Ça ne s’écrit pas comme ça mais tout le monde ou presque le dit ainsi. Rue Odrobec, la nuit. Le ruisseau fait moins de bruit en s’écoulant que le jour, même quand on se couche près de lui, sans se soucier de ce qu’il pourrait entendre, lui ou n’importe qui d’autre – j’ai envie de t’embrasser. Du baiser il ne reste plus rien mais ses bras partout autour de moi, on se serre si fort, on s’agrippe à nos manteaux d’hiver, allongés là comme allongés dans l’herbe mais c’est le béton qui nous berce sur la petite passerelle, en dessous de nous, le ruisseau s’écoule sans rien dire, on regarde les étoiles comme en été et il commence à pleuvoir,
Ruordrobec | Rue Haut du Robec | Rue Eau du Robec | Rue Eau-de-Robec
J’ai arrêté de compter mes sauts. Chaque fois je me concentre sur la posture d’athlète que je prendrai en atterrissant de l’autre côté du ruisseau. Mon jeune public ne se lasse jamais et comme je commence à fatiguer, je prétexte avoir vu des poissons dans l’eau.
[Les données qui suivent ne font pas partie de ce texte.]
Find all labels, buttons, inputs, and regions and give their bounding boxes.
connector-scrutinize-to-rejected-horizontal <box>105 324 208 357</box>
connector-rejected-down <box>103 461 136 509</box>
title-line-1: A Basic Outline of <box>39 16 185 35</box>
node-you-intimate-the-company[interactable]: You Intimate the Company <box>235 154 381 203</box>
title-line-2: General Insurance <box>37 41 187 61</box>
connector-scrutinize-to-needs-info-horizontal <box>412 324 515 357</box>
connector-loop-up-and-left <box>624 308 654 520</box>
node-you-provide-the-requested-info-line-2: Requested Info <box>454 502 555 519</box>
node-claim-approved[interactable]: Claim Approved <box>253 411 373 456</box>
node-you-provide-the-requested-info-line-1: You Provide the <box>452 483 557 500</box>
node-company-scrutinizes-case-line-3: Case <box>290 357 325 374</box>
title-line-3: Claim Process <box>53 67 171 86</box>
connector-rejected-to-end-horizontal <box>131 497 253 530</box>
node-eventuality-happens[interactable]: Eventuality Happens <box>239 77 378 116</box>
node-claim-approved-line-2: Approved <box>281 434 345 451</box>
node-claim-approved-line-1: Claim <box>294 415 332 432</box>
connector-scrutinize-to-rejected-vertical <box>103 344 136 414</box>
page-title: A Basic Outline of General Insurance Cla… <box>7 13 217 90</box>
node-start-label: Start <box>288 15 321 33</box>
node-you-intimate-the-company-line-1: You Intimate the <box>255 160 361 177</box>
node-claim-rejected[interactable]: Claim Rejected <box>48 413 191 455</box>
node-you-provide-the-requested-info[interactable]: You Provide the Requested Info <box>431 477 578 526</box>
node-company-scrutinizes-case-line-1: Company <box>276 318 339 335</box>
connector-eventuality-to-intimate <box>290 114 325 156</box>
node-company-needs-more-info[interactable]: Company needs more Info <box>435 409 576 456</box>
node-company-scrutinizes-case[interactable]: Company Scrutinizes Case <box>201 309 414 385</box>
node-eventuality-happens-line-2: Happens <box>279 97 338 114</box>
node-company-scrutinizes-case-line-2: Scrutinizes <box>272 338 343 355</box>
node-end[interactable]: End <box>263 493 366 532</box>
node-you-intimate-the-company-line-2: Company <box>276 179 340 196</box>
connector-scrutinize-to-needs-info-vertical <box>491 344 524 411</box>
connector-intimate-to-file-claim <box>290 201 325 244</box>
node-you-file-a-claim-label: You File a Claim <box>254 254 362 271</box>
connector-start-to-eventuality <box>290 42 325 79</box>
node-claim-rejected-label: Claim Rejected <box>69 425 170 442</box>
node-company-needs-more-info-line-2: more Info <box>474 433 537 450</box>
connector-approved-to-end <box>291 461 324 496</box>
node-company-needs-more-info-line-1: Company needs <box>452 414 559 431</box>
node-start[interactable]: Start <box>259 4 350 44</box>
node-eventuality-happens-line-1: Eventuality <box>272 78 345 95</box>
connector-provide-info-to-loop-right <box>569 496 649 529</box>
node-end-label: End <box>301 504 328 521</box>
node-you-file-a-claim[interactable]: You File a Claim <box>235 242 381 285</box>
On reste là, accroupis sur le rebord – mais où ? Où est-ce que tu les as vu ? Parce que j’ai menti, je fixe le petit renfoncement en amont, là d’où arrive l’eau de je ne sais où, là où la lumière du soleil ne peut pas entrer, où il fait trop sombre pour voir quoi que ce soit, à part peut-être une petite algue argentée qui détonne avec les autres bien vertes, et qui à force de la regarder ressemble de plus en plus à une nageoire qui s’agite pour résister au courant, et quand l’œil s’habitue enfin, il en voit des dizaines agglutinés là dans le secret, c’est vrai qu’il y a des poissons dans le Robec, maintenant que j’y pense je le savais, je pensais avoir menti mais il m’a fallu regarder dans le noir et y croire fort pour que leurs nageoires dans ma mémoire refassent surface.